Removable singular sets for equations of the form\sum {\tfrac{\partial }{{\partial x_i }}a_{ij} (x)\tfrac{{\partial u}}{{\partial x_j }} = f(x,u,\nabla u)}

The following uniformly elliptic equation is considered: $$\sum {\tfrac{\partial }{{\partial x_i }}a_{ij} (x)\tfrac{{\partial u}}{{\partial x_j }} = f(x,u,\nabla u)} , x \in \Omega \subset R^n ,$$ with measurable coefficients.
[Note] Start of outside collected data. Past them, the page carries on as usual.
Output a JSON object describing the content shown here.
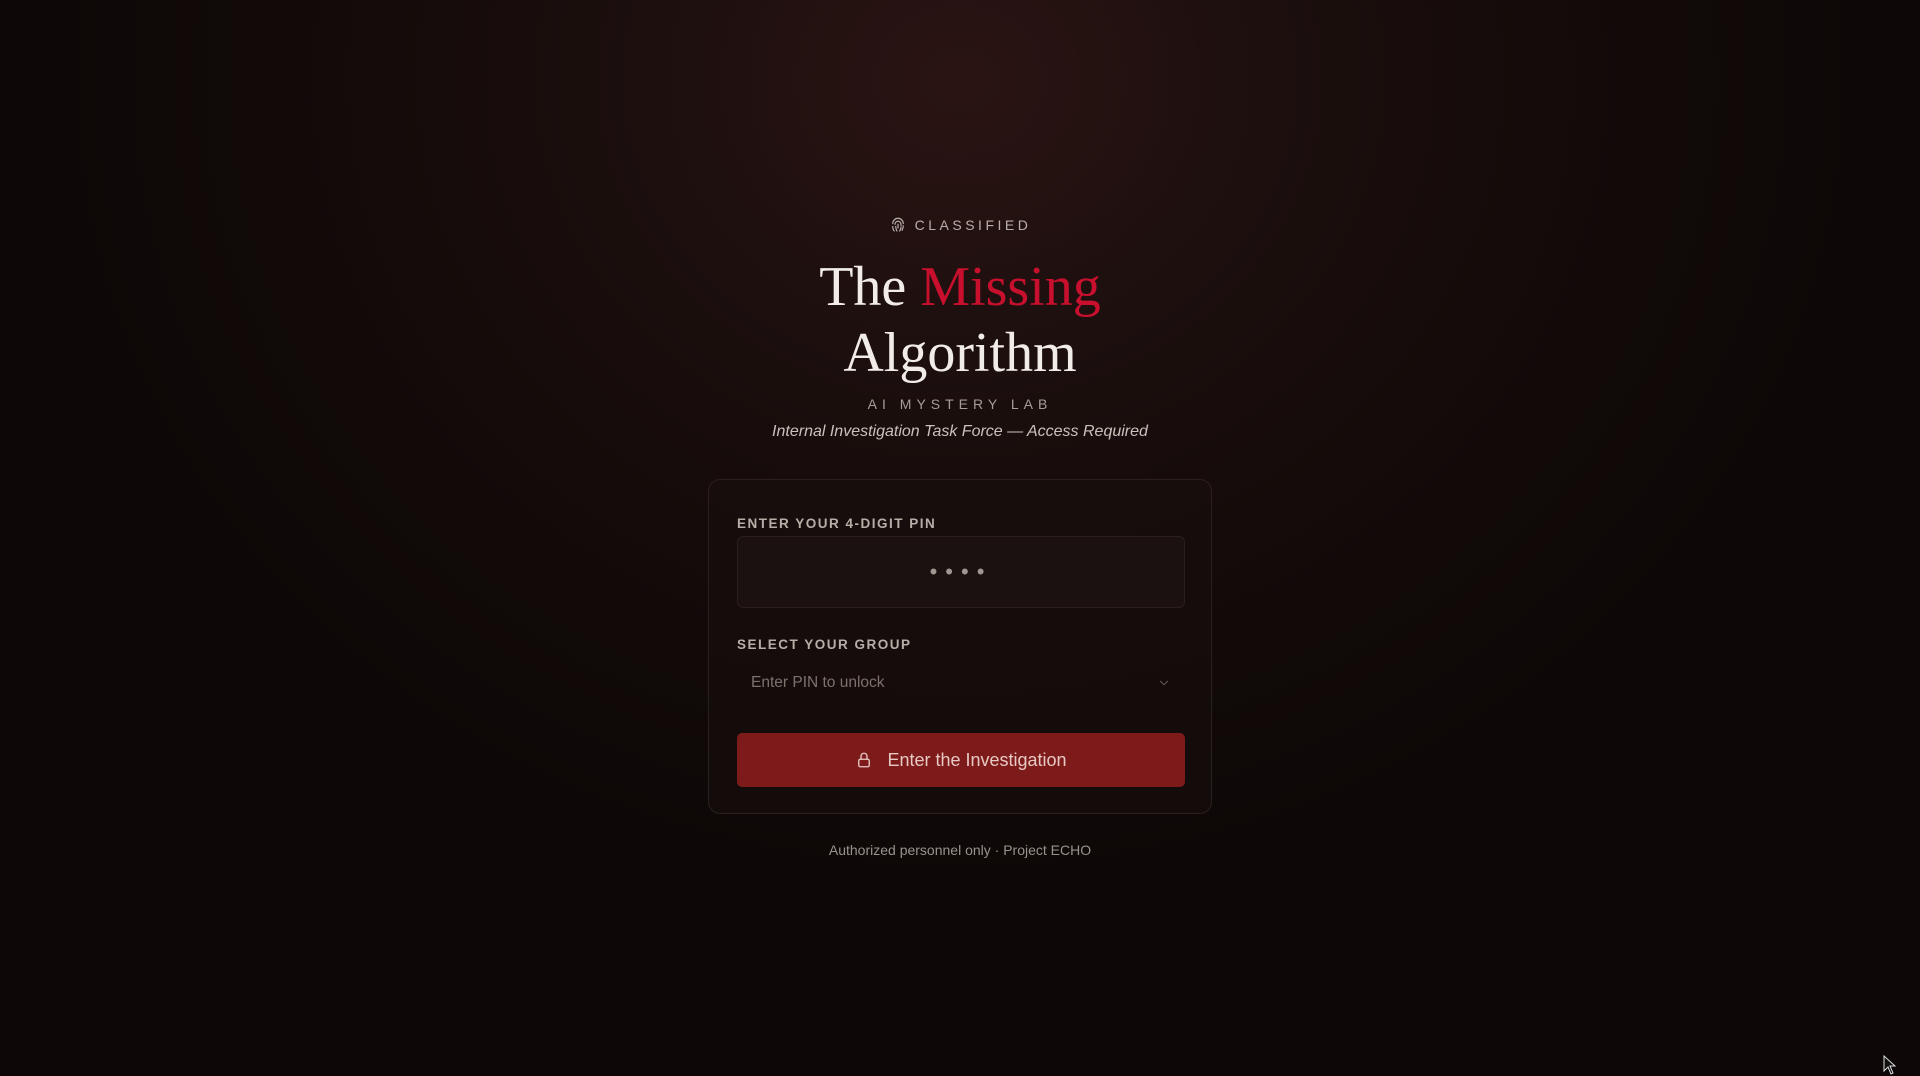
{
  "header": {
    "badge": "CLASSIFIED",
    "badge_icon": "fingerprint-icon",
    "title_part1": "The ",
    "title_accent": "Missing",
    "title_part2": "Algorithm",
    "subtitle": "AI MYSTERY LAB",
    "tagline": "Internal Investigation Task Force — Access Required"
  },
  "form": {
    "pin_label": "ENTER YOUR 4-DIGIT PIN",
    "pin_value": "••••",
    "group_label": "SELECT YOUR GROUP",
    "group_placeholder": "Enter PIN to unlock",
    "submit_label": "Enter the Investigation",
    "submit_icon": "lock-icon"
  },
  "footer": {
    "text": "Authorized personnel only · Project ECHO"
  },
  "colors": {
    "accent": "#c8102e",
    "button": "#7d1a1a",
    "background": "#140b0a"
  }
}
The function f satisfies the condition $$f(x, u, \nabla u) u \geqslant C|u|^{\beta _1 + 1} |\nabla u|^{\beta _1 } , \beta _1 > 0, 0 \leqslant \beta _2 \leqslant 2, \beta _1 + \beta _2 > 1$$ . It is proved that if u(x) is a generalized (in the sense of integral identity) solution in the domain ΩK, where the compactum K has Hausdorff dimension α, and if \(\frac{{2\beta _1 + \beta _2 }}{{\beta _1 + \beta _2 - 1}}< n - \alpha \) , u(x) will be a generalized solution in the domain ω. Moreover, the sufficient removability conditions for the singular set are, in some sense, close to the necessary conditions.